You can rarely see precisely where you want to go from the beginning. In retrospect, it's always written like that. But it's rarely like that. The fantastic thing about Apple employees is they get excited about something, and they want to know how it works. What it will do. What its capabilities are. If they want to know about something in an entirely different industry, they start pulling the string and see where it takes them. They're focused more on the journey, which enables so many great things to happen.

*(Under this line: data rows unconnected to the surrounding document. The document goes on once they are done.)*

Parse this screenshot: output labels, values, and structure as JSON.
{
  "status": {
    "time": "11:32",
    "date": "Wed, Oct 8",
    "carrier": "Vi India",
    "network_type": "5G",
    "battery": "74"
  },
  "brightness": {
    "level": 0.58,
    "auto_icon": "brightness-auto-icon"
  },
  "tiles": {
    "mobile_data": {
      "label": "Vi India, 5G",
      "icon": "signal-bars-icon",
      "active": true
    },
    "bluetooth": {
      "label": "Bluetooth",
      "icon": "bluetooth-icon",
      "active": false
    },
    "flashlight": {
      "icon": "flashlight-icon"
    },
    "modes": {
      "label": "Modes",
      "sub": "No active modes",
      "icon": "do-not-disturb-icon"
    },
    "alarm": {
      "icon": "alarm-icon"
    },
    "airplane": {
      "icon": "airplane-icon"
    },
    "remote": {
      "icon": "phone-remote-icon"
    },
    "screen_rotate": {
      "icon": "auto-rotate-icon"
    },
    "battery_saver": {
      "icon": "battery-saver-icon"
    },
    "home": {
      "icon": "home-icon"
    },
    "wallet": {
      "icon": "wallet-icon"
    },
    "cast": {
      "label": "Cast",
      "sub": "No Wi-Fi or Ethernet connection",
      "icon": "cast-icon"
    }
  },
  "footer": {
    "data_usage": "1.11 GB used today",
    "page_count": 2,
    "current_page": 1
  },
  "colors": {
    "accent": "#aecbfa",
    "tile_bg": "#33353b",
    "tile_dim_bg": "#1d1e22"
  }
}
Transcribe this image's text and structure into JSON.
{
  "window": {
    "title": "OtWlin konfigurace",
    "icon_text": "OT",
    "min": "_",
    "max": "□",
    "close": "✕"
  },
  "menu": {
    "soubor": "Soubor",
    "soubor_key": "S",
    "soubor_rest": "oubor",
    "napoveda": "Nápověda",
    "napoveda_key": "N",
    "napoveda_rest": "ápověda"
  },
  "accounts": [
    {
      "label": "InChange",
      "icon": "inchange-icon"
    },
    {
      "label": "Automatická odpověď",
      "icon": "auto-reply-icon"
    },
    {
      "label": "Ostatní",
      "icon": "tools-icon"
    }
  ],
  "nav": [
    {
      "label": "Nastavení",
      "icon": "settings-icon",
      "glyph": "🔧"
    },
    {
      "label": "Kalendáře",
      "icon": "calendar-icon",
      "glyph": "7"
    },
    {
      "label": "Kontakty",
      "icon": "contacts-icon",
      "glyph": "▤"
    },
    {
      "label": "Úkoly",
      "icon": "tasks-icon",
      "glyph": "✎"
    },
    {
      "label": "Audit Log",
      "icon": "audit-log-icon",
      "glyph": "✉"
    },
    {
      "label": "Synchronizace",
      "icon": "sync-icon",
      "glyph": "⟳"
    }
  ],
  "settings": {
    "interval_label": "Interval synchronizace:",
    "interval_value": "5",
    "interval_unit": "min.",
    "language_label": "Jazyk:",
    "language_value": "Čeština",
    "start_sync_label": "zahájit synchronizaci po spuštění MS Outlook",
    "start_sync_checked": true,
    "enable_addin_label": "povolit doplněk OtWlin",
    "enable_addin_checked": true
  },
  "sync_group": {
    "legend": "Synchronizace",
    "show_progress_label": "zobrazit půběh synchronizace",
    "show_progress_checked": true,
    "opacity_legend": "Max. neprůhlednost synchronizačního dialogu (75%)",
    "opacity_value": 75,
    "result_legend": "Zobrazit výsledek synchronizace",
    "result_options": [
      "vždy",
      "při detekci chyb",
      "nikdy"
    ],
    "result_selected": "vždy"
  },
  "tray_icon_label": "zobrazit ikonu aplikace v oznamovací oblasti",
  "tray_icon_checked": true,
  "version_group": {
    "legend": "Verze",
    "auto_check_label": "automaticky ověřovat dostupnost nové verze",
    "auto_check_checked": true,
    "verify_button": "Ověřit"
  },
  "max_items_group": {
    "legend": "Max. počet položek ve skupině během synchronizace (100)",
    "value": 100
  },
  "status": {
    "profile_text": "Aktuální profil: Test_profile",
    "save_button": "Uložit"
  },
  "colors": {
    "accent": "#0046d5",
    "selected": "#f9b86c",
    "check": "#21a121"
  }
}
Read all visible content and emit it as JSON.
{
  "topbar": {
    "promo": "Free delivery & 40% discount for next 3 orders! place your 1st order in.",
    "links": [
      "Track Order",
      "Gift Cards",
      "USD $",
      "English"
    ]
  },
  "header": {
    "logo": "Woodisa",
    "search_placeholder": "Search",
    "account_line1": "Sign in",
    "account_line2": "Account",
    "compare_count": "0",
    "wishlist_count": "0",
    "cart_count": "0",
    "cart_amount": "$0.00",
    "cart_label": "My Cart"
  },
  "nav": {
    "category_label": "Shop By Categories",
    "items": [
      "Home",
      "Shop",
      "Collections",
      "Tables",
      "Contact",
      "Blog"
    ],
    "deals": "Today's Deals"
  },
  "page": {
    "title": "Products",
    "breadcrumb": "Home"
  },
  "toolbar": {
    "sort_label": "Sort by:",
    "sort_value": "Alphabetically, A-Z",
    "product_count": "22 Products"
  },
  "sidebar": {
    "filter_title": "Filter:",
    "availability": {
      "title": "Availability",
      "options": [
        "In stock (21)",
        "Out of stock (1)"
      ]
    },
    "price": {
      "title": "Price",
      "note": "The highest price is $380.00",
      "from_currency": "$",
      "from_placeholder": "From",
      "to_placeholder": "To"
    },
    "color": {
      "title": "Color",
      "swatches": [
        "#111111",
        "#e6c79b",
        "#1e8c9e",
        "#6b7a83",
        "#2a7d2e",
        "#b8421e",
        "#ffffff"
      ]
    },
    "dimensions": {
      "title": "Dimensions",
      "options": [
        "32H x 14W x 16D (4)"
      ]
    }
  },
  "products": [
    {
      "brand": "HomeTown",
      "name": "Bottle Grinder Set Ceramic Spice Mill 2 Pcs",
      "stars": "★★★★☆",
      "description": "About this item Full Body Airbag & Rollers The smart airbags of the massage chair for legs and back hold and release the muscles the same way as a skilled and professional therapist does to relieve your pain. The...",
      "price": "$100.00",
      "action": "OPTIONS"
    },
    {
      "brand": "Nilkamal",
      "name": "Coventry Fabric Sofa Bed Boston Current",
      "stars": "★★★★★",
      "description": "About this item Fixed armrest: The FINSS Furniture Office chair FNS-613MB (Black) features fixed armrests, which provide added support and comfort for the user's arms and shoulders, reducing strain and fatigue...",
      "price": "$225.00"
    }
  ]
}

Just in the past couple years, pulling that string on Watch and fitness led to ResearchKit, and ResearchKit led to CareKit. We've got a ton of things on our roadmap that I can't talk about, but that I'm incredibly excited about, that are the result of pulling that string and not being bound by the box that so many people in life get bound by.

With so many things that we've done, we don't do it because there's an return on investment. We don't do it because we know exactly how we're going to use it. We do it because it's clear it's interesting and it might lead somewhere. A lot of the time it doesn't, but many times it leads us somewhere where we had no idea in the beginning.



217 Comments

rogifan_new 9 Years · 4297 comments

That's been a pretty long road map for the Mac Pro...

macxpress 16 Years · 5913 comments

That's been a pretty long road map for the Mac Pro...

Intel's roadmap has been quite long as well...which doesn't help things. I still want to see Apple go back to a mini tower for the Mac Pro. It doesn't have to be as large as the old Mac Pro, but maybe the size of the PowerMac G4. Put a couple of PCIe slots, couple of flash storage slots, etc. It would also be cool I think to keep it the same black aluminum.

scottw2 9 Years · 20 comments

Whereas laptop specs are confined by form factor restrictions, desktops are defined by high performance processors, large screens, ample storage and "a greater variety of I/O."

Show us you meant what you said, Tim. The iMac is a bunch of mobile components glued behind a big screen. The Mac Mini is un-upgradable box of mobile hardware. The "trashcan" Mac Pro looks neat until you need to connect external accessories typically required of their workloads. You need breakout boxes, cables, external everything. In a senses, the dongle mess that is the 2016 MBP starts with the trashcan.

Give Jony a challenge to design computers that: (1) upgradable, (2) has wide selection of replacement parts, (3) has ports that people actually need, (4) have regular updates and (5) look good, in that order. He only cares about thinness these days.

robin huber 22 Years · 4026 comments

"Great desktops"? I'm getting very skeptical about that. Apple is flirting with losing professional and creative users whose influence goes far beyond direct sales to them. The Pro and its "can't innovate, my ass" intro has been a complete letdown. If that's the kind of thing Cook has in mind, Apple might just as well cede this market to others and move desktop employees to the car.

My wife's iMac from 2010 needed replacement. I waited and waited for an Xmas update. When I gave up and bought the latest and greatest last month it was shown to be an October 2015 model in the About This Mac menu. Pathetic. Apple, the new Phone Company. 

lorin schultz 10 Years · 2744 comments

The fact that Mr. Cook has to assure people that Mac desktops will continue is, to me, an indication of how bad the Mac development situation has become. Can anyone imagine him having to reassure people that there are new iPhones coming after three years with no updates?